Bu arşiv bilgilerini belgeleriyle aktaran Nişanyan şu sırada yaşananları öngörmesi gereken Batı ülkelerinin aksine tavırlarını iki ihtimalle anlamaya çalışıyor.

Ya şuursuzluktan, cehaletten, kibirden ve sorumsuzluktan işi bu noktaya vardırmış olabilirler, ya da sonucun savaş olacağını bile isteye bugünlerin altyapısını hazırlamışlardır. 

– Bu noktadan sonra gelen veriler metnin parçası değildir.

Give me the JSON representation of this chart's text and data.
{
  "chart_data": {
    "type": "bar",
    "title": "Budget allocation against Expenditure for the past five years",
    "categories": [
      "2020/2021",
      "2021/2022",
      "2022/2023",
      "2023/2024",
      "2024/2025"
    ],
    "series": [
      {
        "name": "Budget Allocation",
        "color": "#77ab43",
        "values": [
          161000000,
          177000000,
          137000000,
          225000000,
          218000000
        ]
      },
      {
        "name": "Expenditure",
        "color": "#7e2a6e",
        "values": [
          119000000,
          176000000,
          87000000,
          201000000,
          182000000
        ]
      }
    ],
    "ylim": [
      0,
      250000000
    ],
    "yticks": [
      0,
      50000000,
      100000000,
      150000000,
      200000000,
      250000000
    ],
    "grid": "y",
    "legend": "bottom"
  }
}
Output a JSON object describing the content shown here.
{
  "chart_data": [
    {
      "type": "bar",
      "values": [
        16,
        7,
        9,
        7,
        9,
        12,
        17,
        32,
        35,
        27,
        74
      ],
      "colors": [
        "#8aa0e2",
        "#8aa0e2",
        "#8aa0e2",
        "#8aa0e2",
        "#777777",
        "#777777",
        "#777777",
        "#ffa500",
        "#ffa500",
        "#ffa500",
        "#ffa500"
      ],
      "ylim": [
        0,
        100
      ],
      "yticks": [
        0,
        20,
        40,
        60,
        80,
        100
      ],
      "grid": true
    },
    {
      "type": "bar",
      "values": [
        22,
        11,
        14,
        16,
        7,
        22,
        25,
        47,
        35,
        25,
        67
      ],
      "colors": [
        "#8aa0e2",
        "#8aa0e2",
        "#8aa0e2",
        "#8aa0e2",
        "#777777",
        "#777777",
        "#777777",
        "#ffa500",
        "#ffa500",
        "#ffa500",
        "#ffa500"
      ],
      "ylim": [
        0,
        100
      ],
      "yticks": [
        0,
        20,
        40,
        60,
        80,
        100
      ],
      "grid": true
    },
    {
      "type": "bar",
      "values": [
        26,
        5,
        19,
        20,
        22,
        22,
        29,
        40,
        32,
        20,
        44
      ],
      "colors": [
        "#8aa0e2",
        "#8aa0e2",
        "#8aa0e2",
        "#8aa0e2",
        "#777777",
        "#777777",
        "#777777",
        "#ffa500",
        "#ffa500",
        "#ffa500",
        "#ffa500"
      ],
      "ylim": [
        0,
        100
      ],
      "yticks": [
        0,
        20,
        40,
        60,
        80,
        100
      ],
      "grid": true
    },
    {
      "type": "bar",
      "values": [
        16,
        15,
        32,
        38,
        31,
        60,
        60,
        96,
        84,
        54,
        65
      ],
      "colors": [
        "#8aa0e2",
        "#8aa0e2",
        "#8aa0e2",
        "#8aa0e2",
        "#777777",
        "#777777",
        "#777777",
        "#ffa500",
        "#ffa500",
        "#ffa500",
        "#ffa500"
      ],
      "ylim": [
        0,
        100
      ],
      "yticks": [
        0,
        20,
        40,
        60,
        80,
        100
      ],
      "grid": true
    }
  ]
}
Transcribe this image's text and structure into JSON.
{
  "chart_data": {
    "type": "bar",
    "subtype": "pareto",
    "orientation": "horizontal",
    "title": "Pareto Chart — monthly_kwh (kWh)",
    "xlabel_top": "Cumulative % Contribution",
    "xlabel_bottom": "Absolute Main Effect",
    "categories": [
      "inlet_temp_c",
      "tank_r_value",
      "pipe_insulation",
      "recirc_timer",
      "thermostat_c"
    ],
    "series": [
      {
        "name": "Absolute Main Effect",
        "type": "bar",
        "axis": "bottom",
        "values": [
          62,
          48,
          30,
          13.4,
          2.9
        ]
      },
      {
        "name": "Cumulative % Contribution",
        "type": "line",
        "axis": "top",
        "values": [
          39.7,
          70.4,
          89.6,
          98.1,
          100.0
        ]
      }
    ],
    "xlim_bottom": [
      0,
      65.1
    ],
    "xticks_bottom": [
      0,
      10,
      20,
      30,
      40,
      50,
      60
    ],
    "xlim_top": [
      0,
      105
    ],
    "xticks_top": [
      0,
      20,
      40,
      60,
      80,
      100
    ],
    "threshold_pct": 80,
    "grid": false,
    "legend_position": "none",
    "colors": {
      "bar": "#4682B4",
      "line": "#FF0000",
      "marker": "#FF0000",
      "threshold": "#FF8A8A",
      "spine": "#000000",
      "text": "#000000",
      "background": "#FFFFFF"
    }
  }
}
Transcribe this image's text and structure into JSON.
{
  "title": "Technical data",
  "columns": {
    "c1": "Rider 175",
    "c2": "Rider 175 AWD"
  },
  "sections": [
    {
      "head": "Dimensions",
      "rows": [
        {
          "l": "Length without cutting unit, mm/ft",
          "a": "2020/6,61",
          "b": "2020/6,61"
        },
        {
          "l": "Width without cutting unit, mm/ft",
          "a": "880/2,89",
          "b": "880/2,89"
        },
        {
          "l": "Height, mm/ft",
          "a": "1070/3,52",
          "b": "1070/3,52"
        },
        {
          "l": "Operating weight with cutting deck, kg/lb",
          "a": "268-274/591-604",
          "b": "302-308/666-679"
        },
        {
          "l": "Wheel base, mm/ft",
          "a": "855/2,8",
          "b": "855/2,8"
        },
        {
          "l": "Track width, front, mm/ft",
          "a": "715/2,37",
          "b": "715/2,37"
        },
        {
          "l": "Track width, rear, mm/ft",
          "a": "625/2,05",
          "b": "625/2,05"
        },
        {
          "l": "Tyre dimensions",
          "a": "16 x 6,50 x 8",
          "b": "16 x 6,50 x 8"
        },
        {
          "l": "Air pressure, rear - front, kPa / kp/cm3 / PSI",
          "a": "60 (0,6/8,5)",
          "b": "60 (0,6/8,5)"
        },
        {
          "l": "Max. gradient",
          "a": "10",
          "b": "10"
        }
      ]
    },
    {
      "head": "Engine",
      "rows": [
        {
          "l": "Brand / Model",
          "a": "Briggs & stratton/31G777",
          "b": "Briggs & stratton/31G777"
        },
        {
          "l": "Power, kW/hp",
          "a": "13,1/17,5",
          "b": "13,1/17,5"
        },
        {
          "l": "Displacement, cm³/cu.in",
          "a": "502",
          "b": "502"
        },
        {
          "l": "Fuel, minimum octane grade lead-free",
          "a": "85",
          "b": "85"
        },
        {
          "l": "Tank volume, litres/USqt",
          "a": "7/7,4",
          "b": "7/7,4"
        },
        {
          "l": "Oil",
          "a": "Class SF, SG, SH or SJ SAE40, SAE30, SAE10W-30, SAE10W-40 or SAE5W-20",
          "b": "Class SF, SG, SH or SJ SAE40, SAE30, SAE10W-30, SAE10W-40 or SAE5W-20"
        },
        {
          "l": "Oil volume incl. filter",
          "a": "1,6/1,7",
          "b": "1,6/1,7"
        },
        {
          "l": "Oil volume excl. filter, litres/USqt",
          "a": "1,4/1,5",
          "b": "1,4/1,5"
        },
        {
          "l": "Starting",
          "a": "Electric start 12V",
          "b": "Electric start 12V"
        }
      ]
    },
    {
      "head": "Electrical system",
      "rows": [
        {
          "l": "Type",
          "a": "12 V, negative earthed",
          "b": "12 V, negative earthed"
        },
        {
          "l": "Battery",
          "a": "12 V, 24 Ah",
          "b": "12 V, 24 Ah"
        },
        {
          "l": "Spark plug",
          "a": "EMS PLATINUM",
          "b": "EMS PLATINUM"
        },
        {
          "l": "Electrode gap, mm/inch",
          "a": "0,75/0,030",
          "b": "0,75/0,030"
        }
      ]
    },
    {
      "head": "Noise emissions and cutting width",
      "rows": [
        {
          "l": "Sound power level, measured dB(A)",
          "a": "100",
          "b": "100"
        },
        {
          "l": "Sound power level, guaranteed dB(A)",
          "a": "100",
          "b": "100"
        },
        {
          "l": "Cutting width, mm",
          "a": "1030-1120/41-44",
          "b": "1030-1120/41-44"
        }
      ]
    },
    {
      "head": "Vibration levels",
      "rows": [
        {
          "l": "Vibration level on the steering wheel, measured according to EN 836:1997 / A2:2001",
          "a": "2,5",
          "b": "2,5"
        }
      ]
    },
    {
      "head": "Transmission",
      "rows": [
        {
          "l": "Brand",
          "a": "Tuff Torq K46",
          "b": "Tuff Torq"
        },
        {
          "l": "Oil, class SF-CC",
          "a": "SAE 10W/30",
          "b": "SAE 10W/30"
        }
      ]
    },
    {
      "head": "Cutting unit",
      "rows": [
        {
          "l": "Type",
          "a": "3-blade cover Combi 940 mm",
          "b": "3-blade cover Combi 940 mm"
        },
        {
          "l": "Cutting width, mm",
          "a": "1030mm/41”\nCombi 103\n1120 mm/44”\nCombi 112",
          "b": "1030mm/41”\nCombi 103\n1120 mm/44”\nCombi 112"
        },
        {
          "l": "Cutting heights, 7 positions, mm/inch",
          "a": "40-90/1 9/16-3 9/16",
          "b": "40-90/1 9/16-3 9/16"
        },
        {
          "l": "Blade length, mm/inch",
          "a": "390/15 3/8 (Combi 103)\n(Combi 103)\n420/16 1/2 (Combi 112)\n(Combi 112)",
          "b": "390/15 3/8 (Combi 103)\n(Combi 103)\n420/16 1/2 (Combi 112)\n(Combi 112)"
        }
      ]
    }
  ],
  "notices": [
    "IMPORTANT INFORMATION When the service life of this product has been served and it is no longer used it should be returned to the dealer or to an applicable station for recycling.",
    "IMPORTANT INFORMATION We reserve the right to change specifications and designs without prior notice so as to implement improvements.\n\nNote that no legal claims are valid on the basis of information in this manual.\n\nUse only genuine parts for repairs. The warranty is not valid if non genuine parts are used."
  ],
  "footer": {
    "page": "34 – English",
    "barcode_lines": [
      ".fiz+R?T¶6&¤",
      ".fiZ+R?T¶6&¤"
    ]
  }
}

Ben Amerikalıların değil ama Putin’in şuur, bilgi eksikliği, kibir ve sorumsuzlukla Rusya’yı savaşa sürüklediğini, buna karşılık Batı’nın -özellikle de ABD’nin- Rusya’yı Putin’siz hale getirmenin bir yolu olarak Ukrayna konusuna yaklaştığını düşünüyorum.  

Putin Rusya’ya yakın ve Zelenskyy’siz bir Ukrayna peşinde, Batı da Çin’e karşı kendisiyle birlikte hareket edecek Putin’siz bir Rusya hedefine kilitlenmiş durumda. 

Savaş nasıl gelişir, kaç gün veya kaç ay sürer, sonunda nasıl biter bilemem, ancak her şey olup bittiğinde fiilen savaşan tarafların -Rusya ile Ukrayna’nın- bu süreçten büyük hasar görerek çıkacağına ise eminim.